Redaksi Jurnalzone.id

Diterbitkan:

Sam Altman and Carlson

JURNALZONE.ID – CEO OpenAI, Sam Altman, menepis anggapan bahwa ChatGPT memiliki sifat “ilahi” atau spiritual, seperti yang dilontarkan oleh pewawancara Tucker Carlson. Dalam sebuah diskusi mendalam, Altman menegaskan bahwa kecerdasan buatan tersebut dirancang sebagai cerminan dari “kolektif seluruh umat manusia,” lengkap dengan sisi baik dan buruknya.

Pernyataan ini muncul sebagai tanggapan atas deskripsi Carlson yang menyebut keluaran ChatGPT memiliki “percikan kehidupan” dan dianggap sebagai semacam “oracle” atau bahkan “agama” oleh banyak penggunanya.

“Tidak, bagi saya sama sekali tidak ada yang terasa ilahi atau spiritual tentang itu.

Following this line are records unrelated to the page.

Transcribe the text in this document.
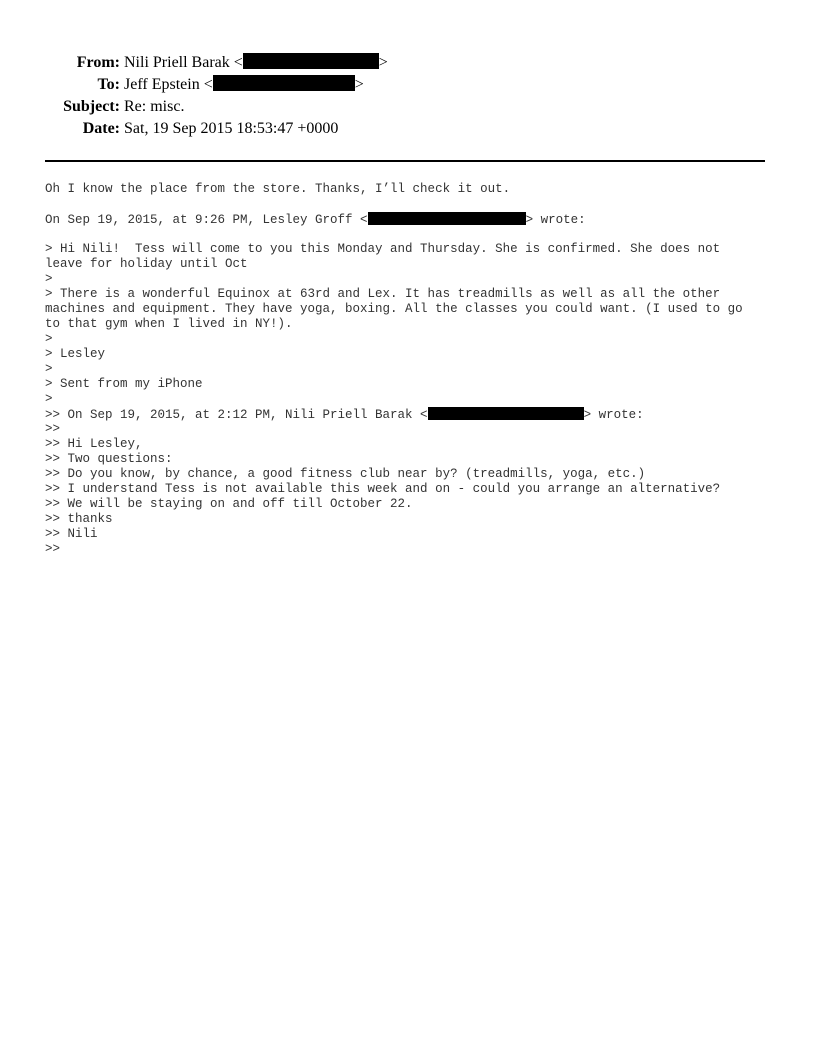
From: Nili Priell Barak <	>
To: Jeff Epstein <	>
Subject: Re: misc.
Date: Sat, 19 Sep 2015 18:53:47 +0000
Oh I know the place from the store. Thanks, I’ll check it out.
On Sep 19, 2015, at 9:26 PM, Lesley Groff <	> wrote:
> Hi Nili!  Tess will come to you this Monday and Thursday. She is confirmed. She does not
leave for holiday until Oct
>
> There is a wonderful Equinox at 63rd and Lex. It has treadmills as well as all the other
machines and equipment. They have yoga, boxing. All the classes you could want. (I used to go
to that gym when I lived in NY!).
>
> Lesley
>
> Sent from my iPhone
>
>> On Sep 19, 2015, at 2:12 PM, Nili Priell Barak <	> wrote:
>>
>> Hi Lesley,
>> Two questions:
>> Do you know, by chance, a good fitness club near by? (treadmills, yoga, etc.)
>> I understand Tess is not available this week and on - could you arrange an alternative?
>> We will be staying on and off till October 22.
>> thanks
>> Nili
>>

Tapi saya juga, yah, seorang kutu buku teknologi. Dan saya cenderung melihat segalanya melalui lensa itu,” kata Altman, menolak gagasan tersebut.

Sam Altman tidak menyangkal bahwa ChatGPT memiliki struktur moral, namun ia menjelaskan bahwa moralitas itu bukanlah dalam pengertian absolut atau biblikal.

Sebaliknya, AI tersebut merupakan rata-rata statistik dari seluruh pengetahuan dan perilaku etis manusia yang menjadi data pelatihannya.

“Kami melatih ini untuk menjadi seperti kolektif dari seluruh umat manusia,” jelasnya.

“Jika kami melakukan pekerjaan kami dengan benar… beberapa hal akan kami rasakan sangat baik, beberapa hal akan kami rasakan buruk. Semuanya ada di sana.”

Ketika didesak mengenai siapa yang menentukan batasan moral AI, Altman mengakui bahwa OpenAI memang harus menetapkan “batasan absolut”.

Sebagai bentuk transparansi, ia menunjuk pada dokumen “spesifikasi model” (model spec), yang menguraikan perilaku dan standar moral yang dituju untuk ChatGPT. “Kami mencoba menuliskan semua ini… Orang-orang perlu tahu,” tambahnya.